Het probleem van huiselijk geweld is nog steeds taboe. In ons land wordt er gemiddeld pas na vierendertig gevallen van huiselijk geweld aangifte gedaan.
Dat betekent dat slachtoffers vaak twee jaar in een gewelddadige relatie zitten vooraleer ze hulp zoeken. Een op de zeven gezinnen heeft met familiaal geweld te maken. In vier op de vijf gevallen worden ook kinderen blootgesteld aan geweld en in drie van de vijf gevallen zijn zij zelf ook slachtoffer.
Slachtoffers van huiselijk geweld zijn er in alle leeftijden en in alle milieus, en ook van alle genders. Het is belangrijk om los te komen van het stereotiepe beeld van mannelijke daders en vrouwelijke slachtoffers. Enerzijds wijst dit op een schadelijke heteronormatieve blik op relaties én op geweld: ook homoseksuele relaties, ongeacht het gender van de partners, kunnen gewelddadig zijn. Bovendien leidt dit stereotype ertoe dat teveel vrouwelijke daders buiten schot blijven terwijl hun slachtoffers (man of vrouw) in de kou blijven staan.
Vanwege maatschappelijke normen rond mannelijkheid is het voor mannen nog moeilijker om zich uit te spreken over huiselijk geweld.
Dit terwijl internationale studies suggereren dat tot 20% van de mannen slachtoffer wordt van partner- of huiselijk geweld. Ook wijzen studies steevast uit dat mannelijke slachtoffers minder snel iemand in vertrouwen nemen over de feiten, zowel iemand uit de dichte kring als professionele hulpverlening. Het dark number is bij mannen dan ook nog groter bij mannen omwille van het taboe dat mannelijkheidsnormen in stond houden in verband met slachtofferschap. Bovendien is er nog te weinig aandacht voor het feit dat mannen binnen partnerrelaties vaker het slachtoffer worden van psychisch geweld.
Toch moet het gezegd: het zijn vooral vrouwen en kinderen die het slachtoffer zijn van huiselijk geweld. Ondanks de jammerlijk gangbare adviezen om als vrouw ’s avonds niet alleen over straat te lopen, moeten we onderstrepen dat een vrouw thuis nog altijd het meeste gevaar loopt.
Partnergeweld kan bovendien leiden tot de dood.

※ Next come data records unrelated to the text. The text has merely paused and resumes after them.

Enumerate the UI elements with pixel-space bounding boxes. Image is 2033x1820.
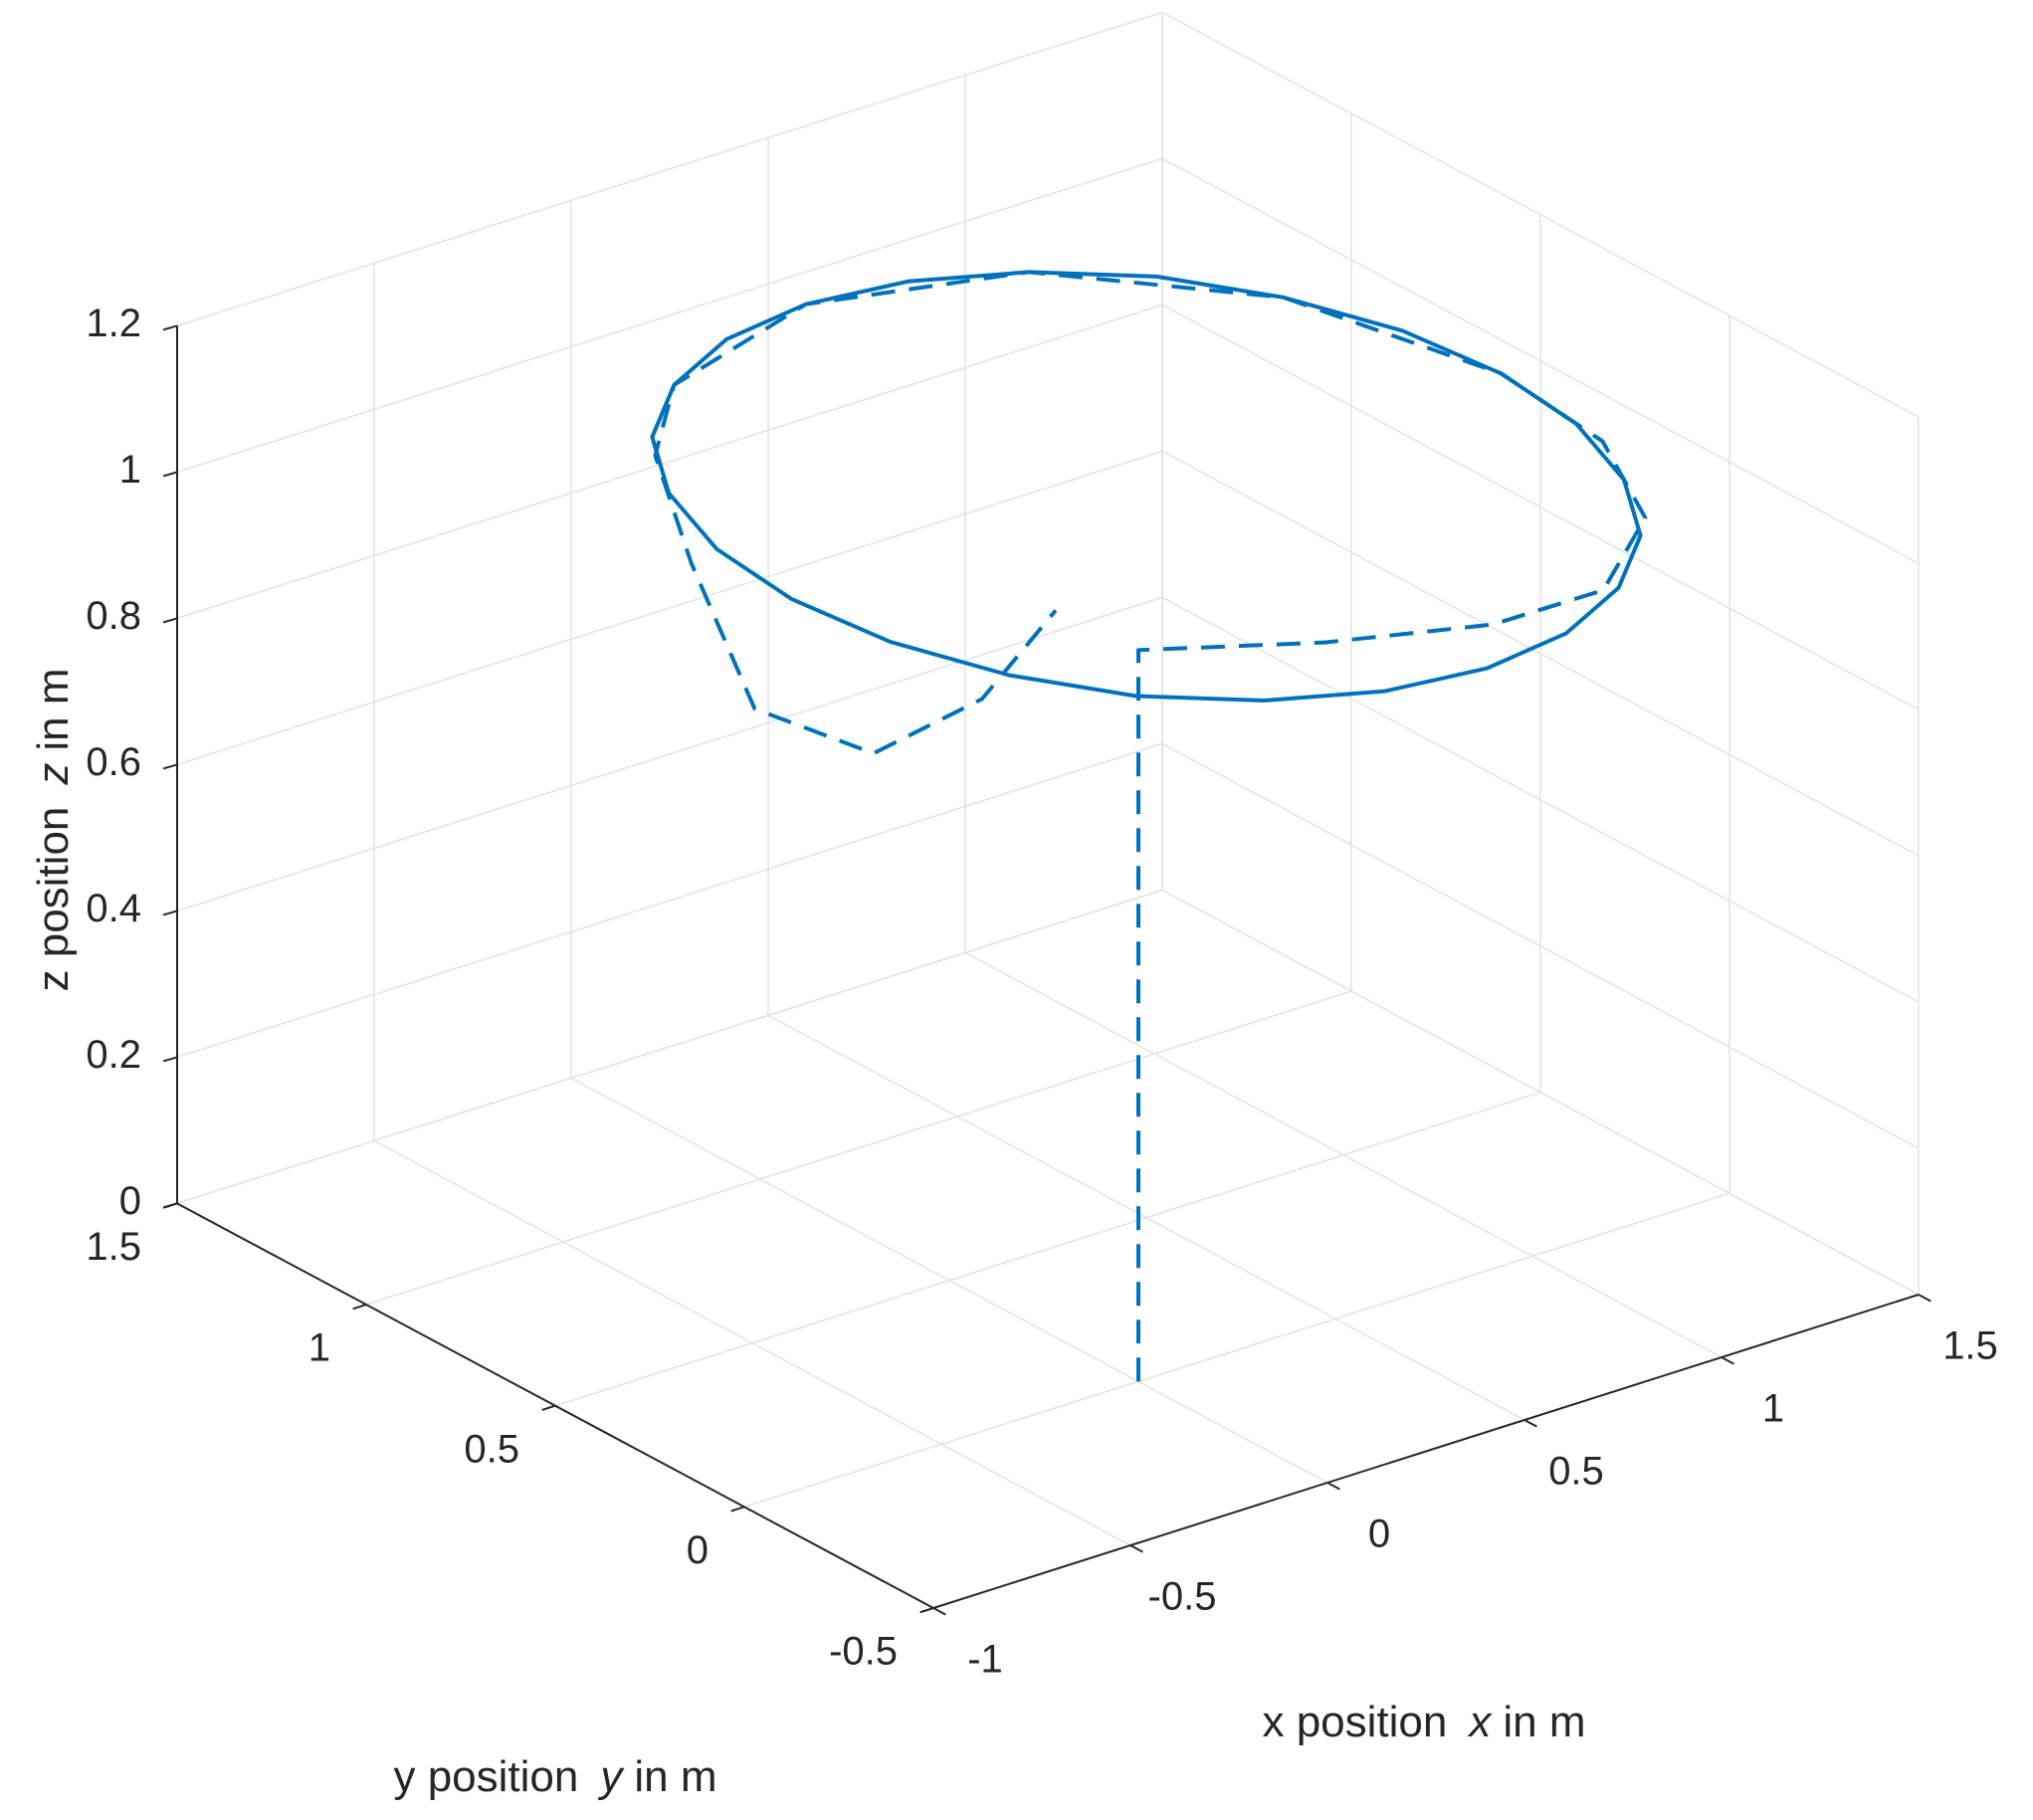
x-tick-mark <box>1721 1356 1734 1365</box>
grid-line <box>1161 596 1920 1003</box>
y-axis-label: y position y in m <box>393 1752 716 1801</box>
x-label-text: x position <box>1262 1698 1447 1746</box>
grid <box>176 11 1920 1609</box>
grid-line <box>176 157 1163 474</box>
z-tick-label: 0 <box>119 1179 141 1223</box>
y-tick-label: 1.5 <box>86 1225 141 1269</box>
y-tick-mark <box>919 1607 934 1614</box>
y-tick-label: 1 <box>308 1326 330 1370</box>
y-tick-mark <box>730 1506 745 1513</box>
grid-line <box>743 1192 1730 1509</box>
y-tick-mark <box>541 1404 556 1411</box>
x-tick-mark <box>932 1607 946 1616</box>
grid-line <box>1161 742 1920 1149</box>
y-label-unit: in m <box>634 1752 716 1801</box>
grid-line <box>1161 450 1920 857</box>
y-axis <box>176 1202 934 1609</box>
x-axis-label: x position x in m <box>1262 1698 1585 1746</box>
tick-labels: -1-0.500.511.5-0.500.511.500.20.40.60.81… <box>86 302 1997 1682</box>
z-tick-label: 0.4 <box>86 887 141 930</box>
z-tick-label: 1 <box>119 448 141 492</box>
x-label-var: x <box>1467 1698 1493 1746</box>
x-tick-label: -0.5 <box>1148 1575 1217 1619</box>
z-tick-label: 0.8 <box>86 594 141 638</box>
z-tick-mark <box>162 1056 178 1063</box>
x-tick-label: -1 <box>967 1638 1003 1682</box>
plot-lines <box>650 270 1648 1382</box>
x-tick-label: 0 <box>1368 1513 1390 1556</box>
axes <box>162 324 1931 1616</box>
y-tick-label: -0.5 <box>829 1630 898 1674</box>
z-label-var: z <box>29 763 78 786</box>
x-tick-label: 1.5 <box>1942 1324 1998 1368</box>
grid-line <box>176 596 1163 912</box>
y-tick-label: 0.5 <box>464 1427 519 1471</box>
x-tick-label: 1 <box>1762 1387 1784 1431</box>
z-tick-mark <box>162 910 178 916</box>
x-axis <box>932 1294 1920 1609</box>
grid-line <box>176 303 1163 620</box>
grid-line <box>554 1091 1541 1407</box>
x-tick-label: 0.5 <box>1548 1450 1604 1494</box>
z-label-text: z position <box>29 807 78 992</box>
grid-line <box>1161 11 1920 418</box>
y-label-text: y position <box>393 1752 578 1801</box>
grid-line <box>1161 303 1920 710</box>
x-tick-mark <box>1326 1482 1340 1491</box>
z-tick-label: 0.6 <box>86 740 141 784</box>
grid-line <box>176 11 1163 327</box>
z-tick-label: 0.2 <box>86 1033 141 1077</box>
grid-line <box>365 990 1352 1306</box>
trajectory-line <box>650 270 1643 703</box>
y-tick-mark <box>352 1304 367 1311</box>
z-tick-mark <box>162 471 178 478</box>
z-tick-mark <box>162 617 178 624</box>
grid-line <box>1161 889 1920 1296</box>
trajectory-line <box>653 270 1648 1382</box>
grid-line <box>176 450 1163 766</box>
x-label-unit: in m <box>1503 1698 1585 1746</box>
grid-line <box>1161 157 1920 564</box>
x-tick-mark <box>1524 1419 1537 1428</box>
z-tick-mark <box>162 763 178 770</box>
z-axis-label: z position z in m <box>29 668 78 991</box>
z-tick-label: 1.2 <box>86 302 141 345</box>
z-tick-mark <box>162 1202 178 1209</box>
x-tick-mark <box>1918 1294 1931 1303</box>
z-label-unit: in m <box>29 668 78 750</box>
y-tick-label: 0 <box>687 1528 709 1572</box>
grid-line <box>176 889 1163 1205</box>
x-tick-mark <box>1129 1544 1143 1553</box>
y-label-var: y <box>597 1752 625 1801</box>
z-tick-mark <box>162 324 178 331</box>
grid-line <box>176 742 1163 1059</box>
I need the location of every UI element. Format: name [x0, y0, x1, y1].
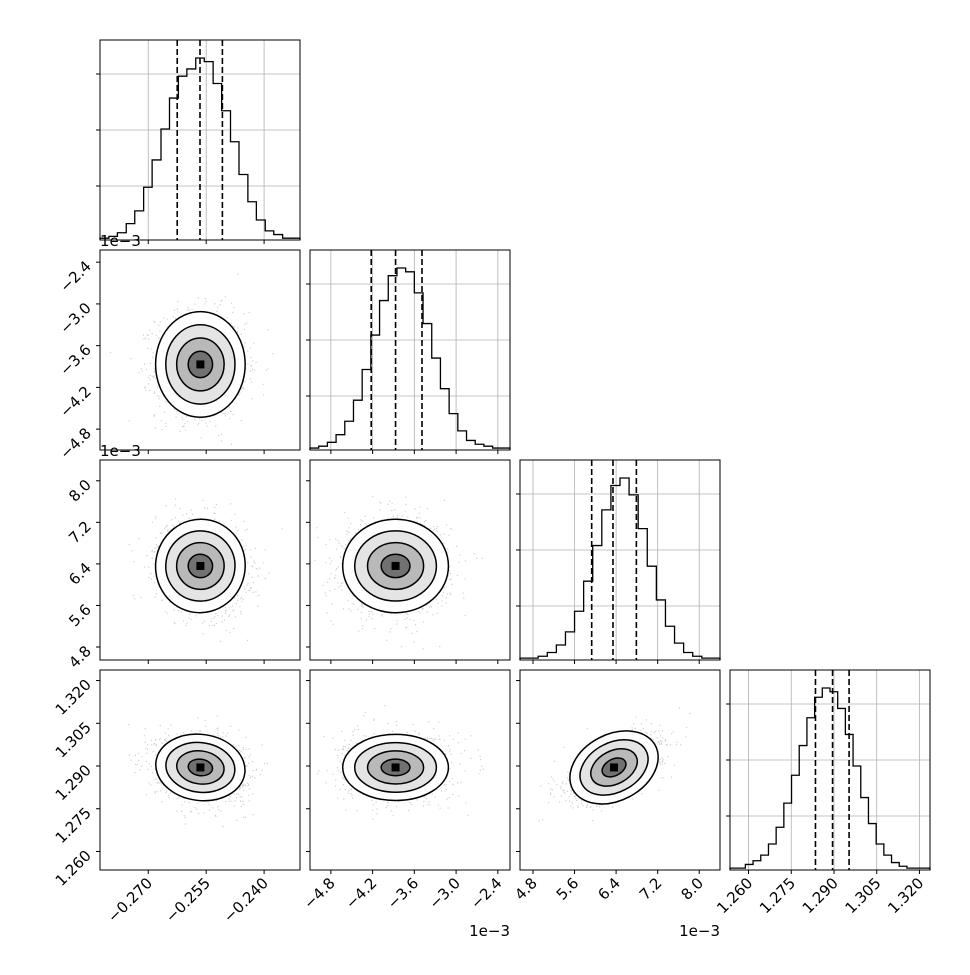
x-offset-label-p1: 1e−3 [469, 922, 510, 940]
hist-p3-xtick-label: 1.275 [756, 874, 799, 917]
panel-p1-p3-content [310, 705, 484, 820]
ytick-label-p3: 1.320 [52, 676, 95, 719]
hist-p3-frame [729, 669, 931, 871]
xtick-label-p2: 8.0 [677, 874, 707, 904]
hist-p0-step [99, 57, 301, 240]
panel-p1-p2-peak [391, 561, 400, 570]
ytick-label-p2: 7.2 [65, 517, 95, 547]
ytick-label-p1: −3.6 [56, 341, 94, 379]
hist-p3-xtick-label: 1.305 [841, 874, 884, 917]
hist-p2-step [519, 477, 721, 660]
hist-p3-xtick-label: 1.290 [799, 874, 842, 917]
yaxis-p1: −2.4 −3.0 −3.6−4.2 −4.8 1e−3 [56, 232, 141, 463]
ytick-label-p3: 1.290 [52, 761, 95, 804]
ytick-label-p1: −4.8 [56, 424, 94, 462]
panel-p1-p3-frame [309, 669, 511, 871]
hist-p2 [516, 459, 721, 664]
ytick-label-p2: 5.6 [65, 601, 95, 631]
y-offset-label-p1: 1e−3 [100, 232, 141, 250]
xaxis-p2: 4.8 5.6 6.4 7.2 8.0 1e−3 [511, 870, 720, 940]
panel-p0-p2-peak [196, 561, 205, 570]
ytick-label-p1: −4.2 [56, 382, 94, 420]
panel-p0-p2-frame [99, 459, 301, 661]
panel-p2-p3-content [538, 707, 691, 822]
panel-p0-p2-content [128, 498, 283, 642]
panel-p2-p3 [519, 669, 721, 871]
ytick-label-p1: −2.4 [56, 257, 94, 295]
xtick-label-p1: −4.2 [342, 874, 380, 912]
hist-p3-step [729, 687, 931, 870]
panel-p1-p2-frame [309, 459, 511, 661]
ytick-label-p3: 1.260 [52, 847, 95, 890]
panel-p0-p2 [99, 459, 301, 661]
xtick-label-p0: −0.270 [104, 874, 156, 926]
panel-p0-p3-peak [196, 763, 205, 772]
hist-p0-frame [99, 39, 301, 241]
hist-p1-step [309, 267, 511, 450]
xtick-label-p1: −3.6 [384, 874, 422, 912]
panel-p1-p3 [309, 669, 511, 871]
panel-p0-p3-content [128, 715, 268, 828]
panel-p0-p1 [99, 249, 301, 451]
panel-p1-p3-peak [391, 763, 400, 772]
xtick-label-p2: 6.4 [594, 874, 624, 904]
panel-p0-p3-frame [99, 669, 301, 871]
hist-p3: 1.260 1.275 1.290 1.305 1.320 [713, 669, 931, 917]
panel-p0-p1-frame [99, 249, 301, 451]
ytick-label-p2: 4.8 [65, 642, 95, 672]
y-offset-label-p2: 1e−3 [100, 442, 141, 460]
panel-p1-p2-content [314, 495, 484, 650]
hist-p1-frame [309, 249, 511, 451]
xtick-label-p0: −0.255 [162, 874, 214, 926]
hist-p3-xtick-label: 1.320 [884, 874, 927, 917]
panel-p0-p3 [99, 669, 301, 871]
panel-p0-p1-content [110, 273, 274, 445]
xtick-label-p2: 7.2 [636, 874, 666, 904]
x-offset-label-p2: 1e−3 [679, 922, 720, 940]
xtick-label-p1: −4.8 [300, 874, 338, 912]
ytick-label-p2: 8.0 [65, 476, 95, 506]
xtick-label-p1: −3.0 [425, 874, 463, 912]
ytick-label-p3: 1.275 [52, 804, 95, 847]
xtick-label-p1: −2.4 [467, 874, 505, 912]
hist-p1 [306, 249, 511, 454]
hist-p2-frame [519, 459, 721, 661]
panel-p1-p2 [309, 459, 511, 661]
xtick-label-p2: 5.6 [553, 874, 583, 904]
hist-p0 [96, 39, 301, 244]
panel-p2-p3-frame [519, 669, 721, 871]
xtick-label-p2: 4.8 [511, 874, 541, 904]
panel-p2-p3-peak [610, 763, 619, 772]
hist-p3-xtick-label: 1.260 [713, 874, 756, 917]
xtick-label-p0: −0.240 [220, 874, 272, 926]
ytick-label-p1: −3.0 [56, 299, 94, 337]
ytick-label-p3: 1.305 [52, 718, 95, 761]
panel-p0-p1-peak [196, 360, 205, 369]
ytick-label-p2: 6.4 [65, 559, 95, 589]
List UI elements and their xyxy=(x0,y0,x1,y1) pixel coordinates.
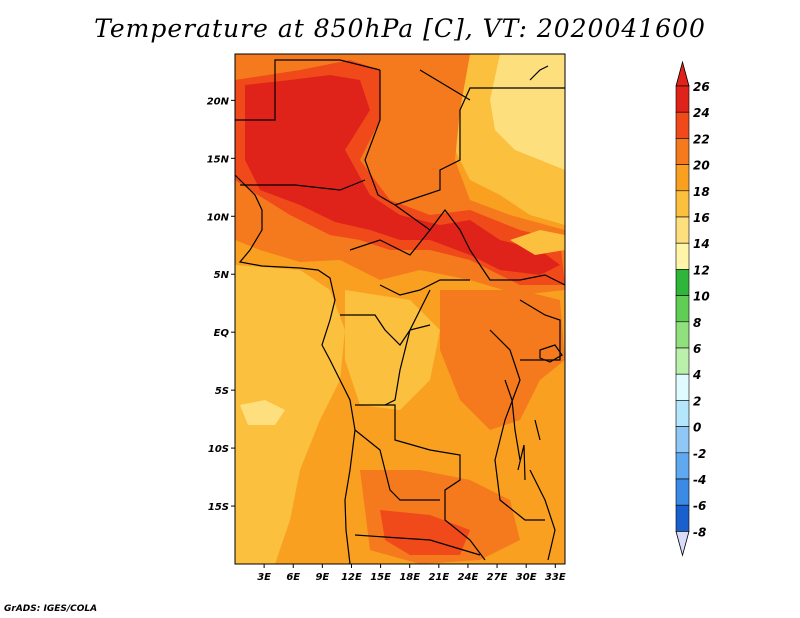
colorbar-label: -6 xyxy=(693,499,706,513)
x-tick-label: 12E xyxy=(341,572,362,583)
y-tick-label: 10N xyxy=(207,212,230,223)
x-tick-label: 6E xyxy=(286,572,300,583)
field-region-south-core xyxy=(380,510,470,555)
x-tick-label: 24E xyxy=(458,572,479,583)
border-3 xyxy=(394,87,565,206)
border-8 xyxy=(379,279,470,296)
y-tick-label: 15N xyxy=(207,154,230,165)
field-region-patch-2 xyxy=(510,230,565,255)
x-tick-label: 18E xyxy=(399,572,420,583)
border-4 xyxy=(419,69,471,101)
x-tick-label: 33E xyxy=(545,572,566,583)
colorbar-label: 14 xyxy=(693,237,710,251)
map-frame xyxy=(234,53,566,565)
border-15 xyxy=(354,534,481,556)
colorbar-label: 10 xyxy=(693,290,710,304)
red-sea xyxy=(529,65,549,81)
colorbar-label: 26 xyxy=(693,80,710,94)
field-region-sw xyxy=(235,265,345,564)
colorbar-segment xyxy=(675,269,690,296)
y-tick-label: 5S xyxy=(215,386,229,397)
colorbar-segment xyxy=(675,295,690,323)
colorbar-label: 18 xyxy=(693,185,710,199)
colorbar-segment xyxy=(675,138,690,165)
field-region-w-mid xyxy=(380,75,450,170)
colorbar-segment xyxy=(675,111,690,139)
x-tick-label: 9E xyxy=(315,572,329,583)
lakes-east xyxy=(504,379,556,561)
border-5 xyxy=(240,179,366,191)
colorbar-label: 6 xyxy=(693,342,701,356)
colorbar-label: -8 xyxy=(693,525,706,539)
colorbar-segment xyxy=(675,452,690,480)
temperature-field xyxy=(235,54,565,564)
lake-victoria xyxy=(539,344,563,363)
y-tick-label: 15S xyxy=(208,502,229,513)
chart-title: Temperature at 850hPa [C], VT: 202004160… xyxy=(94,14,706,43)
colorbar-label: -2 xyxy=(693,447,706,461)
field-region-core xyxy=(245,75,560,275)
colorbar-bottom-arrow xyxy=(675,531,690,557)
field-region-ne-pale xyxy=(490,54,565,170)
colorbar-label: 24 xyxy=(693,106,710,120)
border-7 xyxy=(349,229,431,256)
border-10 xyxy=(384,289,431,406)
colorbar-segment xyxy=(675,400,690,427)
colorbar-label: 0 xyxy=(693,421,701,435)
field-region-central xyxy=(345,290,440,410)
colorbar-segment xyxy=(675,478,690,506)
border-9 xyxy=(340,314,431,346)
y-axis: 20N 15N 10N 5N EQ 5S 10S 15S xyxy=(207,96,235,513)
colorbar-label: 8 xyxy=(693,316,701,330)
colorbar-segment xyxy=(675,347,690,375)
border-11 xyxy=(355,404,486,561)
colorbar-label: 16 xyxy=(693,211,710,225)
x-tick-label: 27E xyxy=(487,572,508,583)
border-13 xyxy=(489,329,545,521)
field-region-east xyxy=(440,290,565,430)
x-tick-label: 3E xyxy=(257,572,271,583)
colorbar-label: 4 xyxy=(692,368,701,382)
border-14 xyxy=(519,299,561,361)
y-tick-label: 20N xyxy=(207,96,230,107)
colorbar-segment xyxy=(675,242,690,270)
border-12 xyxy=(354,429,440,501)
colorbar-segment xyxy=(675,504,690,532)
y-tick-label: 5N xyxy=(214,270,230,281)
colorbar-label: 12 xyxy=(693,263,710,277)
y-tick-label: EQ xyxy=(214,328,230,339)
border-2 xyxy=(364,70,396,206)
colorbar-segment xyxy=(675,216,690,244)
colorbar-segment xyxy=(675,373,690,401)
colorbar-label: -4 xyxy=(693,473,706,487)
colorbar-segment xyxy=(675,190,690,218)
border-1 xyxy=(235,59,381,121)
field-region-patch-1 xyxy=(240,400,285,425)
coastline-west xyxy=(234,174,356,565)
map-borders xyxy=(234,59,566,565)
colorbar-label: 22 xyxy=(693,132,710,146)
y-tick-label: 10S xyxy=(208,444,229,455)
x-tick-label: 21E xyxy=(428,572,449,583)
colorbar-segment xyxy=(675,164,690,192)
colorbar-segment xyxy=(675,426,690,454)
border-6 xyxy=(394,204,566,286)
colorbar-segment xyxy=(675,85,690,113)
colorbar-top-arrow xyxy=(675,60,690,87)
grads-credit: GrADS: IGES/COLA xyxy=(4,604,98,614)
colorbar-label: 20 xyxy=(693,159,710,173)
x-tick-label: 15E xyxy=(370,572,391,583)
x-axis: 3E 6E 9E 12E 15E 18E 21E 24E 27E 30E 33E xyxy=(257,564,566,583)
colorbar-segment xyxy=(675,321,690,349)
colorbar-label: 2 xyxy=(693,394,701,408)
x-tick-label: 30E xyxy=(516,572,537,583)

De meeste vrouwenmoorden oftewel femicides gebeuren in het verlengde van een negatieve spiraal van partnergeweld. De dader is vaak de partner of de ex-partner van het slachtoffer. Slechts een minderheid van de vrouwenmoorden speelt zich af buiten de gezinscontext. In twee derde van de gevallen die tot moord hebben geleid, was het geweld al bekend bij de autoriteiten, buren of kennissen.
Dit wijst op de urgente nood aan een breed gedragen, proactieve en preventieve bestrijding van partnergeweld en gendergerelateerd geweld in het algemeen. Hiervoor moeten nog meer in te zetten op educatie. Er is meer nood aan sensibilisering en preventie om slachtoffers te voorkomen, meer nood aan slachtofferhulp én daderhulp, en tot slot ook meer nood aan monitoring en onderzoek. Op dat laatste vlak scoort België namelijk maar middelmatig. Internationale, onafhankelijke expertengroepen zoals GREVIO stellen al jaren dat geweld op vrouwen relatief onzichtbaar is in België. Zowel het beleid als het juridisch kader is genderblind.
Veel redenen dus om ook in 2021 recht te staan tegen het voortdurend geweld op vrouwen. Het platform Mirabel organiseert daarom ook dit jaar een nationale feministische manifestatie tegen geweld op vrouwen, deze zondag, 28 november 2021. Vanaf 12u vind je tal van sensibiliseringskraampjes aan de Kunstberg bij het Centraal Station in Brussel, waar de mars om 13u zal vertrekken.